Twitter juga terasa sangat berbeda dari jejaring sosial lain di akhir tahun 2000-an. Pada saat itu, Facebook hanya berfokus untuk menghubungkan Anda dengan teman sekolah dan anggota keluarga — Facebook sebenarnya bukan tempat untuk sekadar nongkrong dan bercanda.
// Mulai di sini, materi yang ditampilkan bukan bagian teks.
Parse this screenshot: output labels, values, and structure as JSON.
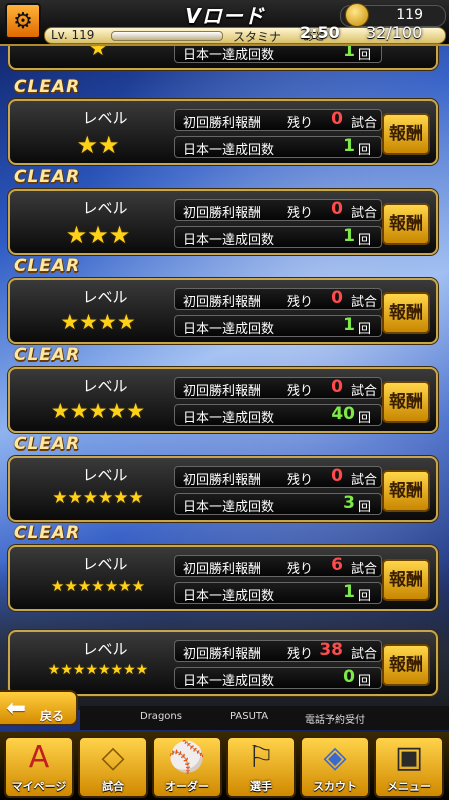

Prentice mencatat bahwa keringkasan yang dipaksakan di Twitter juga membuatnya unik, karena Anda harus benar-benar fokus pada apa yang ingin Anda katakan dalam 140 karakter.

“Masing-masing pencipta [in the series] punya ide yang berbeda tentang Twitter yang seharusnya,” tambah Penny. “Beberapa orang berpikir itu harus menjadi alun-alun kota, beberapa orang berpikir itu harus menjadi berita informasi… Saya pikir seperti budaya Kulit Hitam, satu-satunya hal yang benar-benar kita lakukan ya, karena kita sering kali diberi sisa-sisa, kita harus menggunakan kembali sesuatu, seperti mengambil yang terburuk dari babi dan membuat makanan jiwa… Saya pikir kita sangat pandai mengambil hal-hal yang bisa menjadi hal yang berbeda dan buatlah itu menjadi lentur bagi kita.”

Film dokumenter ini menceritakan berbagai cara Black Twitter memanfaatkan platform ini, baik untuk bersenang-senang maupun untuk memulai gerakan sosial yang serius. Komunitas ini membantu membuat acara TV yang men-tweet langsung menjadi hal biasa, dan itulah salah satu alasannya Skandal menjadi acara TV terkenal. Namun pengguna kulit hitam juga membantu meningkatkan profil seputar pembunuhan Trayvon Martin oleh George Zimmerman. Pembebasannya akhirnya menyebabkan terciptanya tagar #BlackLivesMatter, sebuah gerakan yang memicu protes nasional pada tahun 2020 menyusul pembunuhan George Floyd dan warga kulit hitam Amerika lainnya.

Jika Anda sudah online dan mengikuti komunitas Black Twitter selama bertahun-tahun, film dokumenter Hulu mungkin tidak terlalu menarik perhatian. Namun ada gunanya memetakan dampak pergerakan budaya, terutama mengingat betapa cepatnya media sosial dan dunia teknologi bergerak.